Must-watch: what happens when you mix a TED talk, a young boy, and Dostoyevski’s darkest novel? 

Take the 9 minutes this video requires. Lock yourself in the quiet of your headphones, and give it your full attention. Forget your preconceptions upon hitting play. 

Video artist Liz Magic Laser, who created this great piece (watch it behind the link on her website), mixed the hyper-standardised format of a TED talk with the innocence of a young boy reciting passages of the Russian author’s Notes from the Underground. 

This text was intended as a dim critique of the founding idea of inidividualism in both the liberal and socialist theories, i.e. the Invisible Hand: individuals pursuing each their own self-interest contribute to the common good. Dostoyevski masterfully tackles arduous questions with a caustic choice of words and grim simplicity, which sounds in turn out of place and in turn oddly convincing in the mouth of the boy, alone on the stage, living symbol of hope and a certain techno-chic ideal. 

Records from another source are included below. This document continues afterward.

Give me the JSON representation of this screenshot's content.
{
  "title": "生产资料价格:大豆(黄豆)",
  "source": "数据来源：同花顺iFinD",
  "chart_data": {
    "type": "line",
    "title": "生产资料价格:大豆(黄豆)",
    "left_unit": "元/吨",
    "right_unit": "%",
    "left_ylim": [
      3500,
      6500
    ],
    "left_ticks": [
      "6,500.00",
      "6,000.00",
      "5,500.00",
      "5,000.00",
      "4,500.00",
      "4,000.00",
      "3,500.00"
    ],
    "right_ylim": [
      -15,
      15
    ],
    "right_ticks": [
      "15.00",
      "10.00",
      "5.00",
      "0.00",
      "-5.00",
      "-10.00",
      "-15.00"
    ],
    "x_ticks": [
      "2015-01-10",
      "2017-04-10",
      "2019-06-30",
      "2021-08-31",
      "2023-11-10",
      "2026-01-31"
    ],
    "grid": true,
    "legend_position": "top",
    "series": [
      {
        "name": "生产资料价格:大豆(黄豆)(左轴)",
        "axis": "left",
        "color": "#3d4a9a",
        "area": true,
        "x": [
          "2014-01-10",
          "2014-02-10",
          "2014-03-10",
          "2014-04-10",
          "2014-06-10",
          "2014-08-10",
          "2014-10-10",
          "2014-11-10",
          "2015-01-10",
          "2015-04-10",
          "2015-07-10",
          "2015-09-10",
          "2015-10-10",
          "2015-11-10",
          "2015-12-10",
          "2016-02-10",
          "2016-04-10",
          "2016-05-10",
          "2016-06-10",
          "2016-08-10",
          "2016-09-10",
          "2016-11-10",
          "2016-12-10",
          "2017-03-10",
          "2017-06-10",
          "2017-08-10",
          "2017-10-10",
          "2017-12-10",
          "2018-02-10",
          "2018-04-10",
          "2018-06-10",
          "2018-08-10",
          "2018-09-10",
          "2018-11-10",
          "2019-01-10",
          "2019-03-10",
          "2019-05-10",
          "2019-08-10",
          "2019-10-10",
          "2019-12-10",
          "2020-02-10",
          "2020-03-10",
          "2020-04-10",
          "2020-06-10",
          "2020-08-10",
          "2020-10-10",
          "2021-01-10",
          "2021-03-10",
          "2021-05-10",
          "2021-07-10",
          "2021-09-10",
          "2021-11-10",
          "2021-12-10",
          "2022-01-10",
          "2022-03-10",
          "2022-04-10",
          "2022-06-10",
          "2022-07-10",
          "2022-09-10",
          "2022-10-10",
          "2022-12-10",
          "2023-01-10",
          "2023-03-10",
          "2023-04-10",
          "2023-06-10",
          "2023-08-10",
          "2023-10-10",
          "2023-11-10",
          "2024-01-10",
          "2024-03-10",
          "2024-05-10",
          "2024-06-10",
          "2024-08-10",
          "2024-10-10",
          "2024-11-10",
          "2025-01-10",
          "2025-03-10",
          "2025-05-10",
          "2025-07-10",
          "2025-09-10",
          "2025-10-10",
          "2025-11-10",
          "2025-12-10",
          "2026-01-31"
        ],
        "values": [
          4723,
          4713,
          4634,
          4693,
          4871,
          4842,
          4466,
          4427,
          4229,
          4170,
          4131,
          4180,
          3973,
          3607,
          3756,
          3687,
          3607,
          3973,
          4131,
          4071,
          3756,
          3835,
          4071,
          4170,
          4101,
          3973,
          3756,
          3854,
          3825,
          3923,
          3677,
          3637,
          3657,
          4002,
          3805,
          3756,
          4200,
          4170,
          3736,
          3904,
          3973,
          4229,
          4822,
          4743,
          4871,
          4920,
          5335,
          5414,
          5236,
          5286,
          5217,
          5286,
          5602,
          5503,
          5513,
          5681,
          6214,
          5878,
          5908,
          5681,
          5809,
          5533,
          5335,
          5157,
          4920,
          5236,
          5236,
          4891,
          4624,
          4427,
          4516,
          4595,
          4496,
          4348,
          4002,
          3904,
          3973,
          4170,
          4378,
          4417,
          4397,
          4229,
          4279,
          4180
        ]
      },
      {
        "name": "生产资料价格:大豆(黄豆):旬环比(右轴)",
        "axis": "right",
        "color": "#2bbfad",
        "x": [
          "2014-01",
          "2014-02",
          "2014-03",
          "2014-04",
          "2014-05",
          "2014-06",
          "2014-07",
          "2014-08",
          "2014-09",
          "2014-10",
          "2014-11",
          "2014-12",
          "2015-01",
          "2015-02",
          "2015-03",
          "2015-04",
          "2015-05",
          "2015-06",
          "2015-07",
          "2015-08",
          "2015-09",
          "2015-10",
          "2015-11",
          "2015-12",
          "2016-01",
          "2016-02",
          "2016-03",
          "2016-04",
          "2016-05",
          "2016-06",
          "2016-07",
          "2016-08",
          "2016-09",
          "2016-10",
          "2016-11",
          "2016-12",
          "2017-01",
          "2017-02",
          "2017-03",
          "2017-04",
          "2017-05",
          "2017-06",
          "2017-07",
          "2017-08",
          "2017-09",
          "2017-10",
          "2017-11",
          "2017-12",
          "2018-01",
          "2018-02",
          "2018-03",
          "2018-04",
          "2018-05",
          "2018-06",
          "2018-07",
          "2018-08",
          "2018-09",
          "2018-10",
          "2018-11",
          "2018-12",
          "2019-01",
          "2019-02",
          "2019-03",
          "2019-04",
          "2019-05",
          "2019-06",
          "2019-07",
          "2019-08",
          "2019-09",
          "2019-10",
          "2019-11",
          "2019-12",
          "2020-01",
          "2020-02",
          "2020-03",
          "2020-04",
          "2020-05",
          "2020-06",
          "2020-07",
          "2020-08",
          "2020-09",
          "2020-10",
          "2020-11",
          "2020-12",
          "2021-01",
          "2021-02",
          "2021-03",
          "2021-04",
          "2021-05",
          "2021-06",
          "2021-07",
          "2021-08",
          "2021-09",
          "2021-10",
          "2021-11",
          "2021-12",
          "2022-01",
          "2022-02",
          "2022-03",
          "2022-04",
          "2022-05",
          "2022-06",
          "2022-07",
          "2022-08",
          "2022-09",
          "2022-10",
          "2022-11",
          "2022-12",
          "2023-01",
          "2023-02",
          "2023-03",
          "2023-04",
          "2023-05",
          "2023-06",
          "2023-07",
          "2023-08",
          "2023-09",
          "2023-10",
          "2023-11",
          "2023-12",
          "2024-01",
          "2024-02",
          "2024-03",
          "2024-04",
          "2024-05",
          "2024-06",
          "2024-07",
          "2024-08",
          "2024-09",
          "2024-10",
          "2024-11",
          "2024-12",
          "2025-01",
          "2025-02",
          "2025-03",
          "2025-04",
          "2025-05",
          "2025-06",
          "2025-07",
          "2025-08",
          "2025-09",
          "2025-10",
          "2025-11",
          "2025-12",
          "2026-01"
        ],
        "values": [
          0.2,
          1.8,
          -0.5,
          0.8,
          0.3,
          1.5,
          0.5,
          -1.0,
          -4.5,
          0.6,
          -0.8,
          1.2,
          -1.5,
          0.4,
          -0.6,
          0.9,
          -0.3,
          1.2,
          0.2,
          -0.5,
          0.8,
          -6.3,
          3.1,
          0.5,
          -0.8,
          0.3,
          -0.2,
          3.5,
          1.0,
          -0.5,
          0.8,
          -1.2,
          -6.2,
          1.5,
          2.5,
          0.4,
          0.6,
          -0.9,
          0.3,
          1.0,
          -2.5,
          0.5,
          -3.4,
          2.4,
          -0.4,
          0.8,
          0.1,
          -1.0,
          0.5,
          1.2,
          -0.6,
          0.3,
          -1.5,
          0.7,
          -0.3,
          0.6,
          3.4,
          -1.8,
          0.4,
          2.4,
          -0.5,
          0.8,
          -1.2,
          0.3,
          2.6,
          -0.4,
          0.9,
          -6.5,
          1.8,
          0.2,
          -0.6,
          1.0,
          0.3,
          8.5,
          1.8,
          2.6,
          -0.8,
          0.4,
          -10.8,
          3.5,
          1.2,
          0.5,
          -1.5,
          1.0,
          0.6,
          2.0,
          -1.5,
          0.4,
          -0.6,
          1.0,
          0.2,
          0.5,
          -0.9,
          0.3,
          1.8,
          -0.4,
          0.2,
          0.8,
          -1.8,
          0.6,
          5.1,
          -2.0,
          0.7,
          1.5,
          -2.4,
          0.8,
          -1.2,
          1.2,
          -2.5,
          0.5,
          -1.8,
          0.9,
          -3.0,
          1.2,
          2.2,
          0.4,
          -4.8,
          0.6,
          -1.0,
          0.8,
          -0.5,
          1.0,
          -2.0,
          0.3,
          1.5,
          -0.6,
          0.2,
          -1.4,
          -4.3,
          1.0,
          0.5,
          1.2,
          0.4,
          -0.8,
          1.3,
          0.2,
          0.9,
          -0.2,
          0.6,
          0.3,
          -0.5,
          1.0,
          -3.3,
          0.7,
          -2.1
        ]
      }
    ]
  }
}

Liz explains her choice simply:

I see TED’s underlying ideology of enlightened self-interest as the capitalist incarnation of the socialist ideal of individualism

I chose to use Dostoyevsky’s caustic language as the basis for my version of a TED Talk because it provided an uncomfortable and revealing counterpoint to the current form of techno-idealism promoted by TED. Since children are commonly used as symbols of hope and change, I felt a young boy would be a perverse and thus well-suited spokesman for my anti-idealistic TED Talk.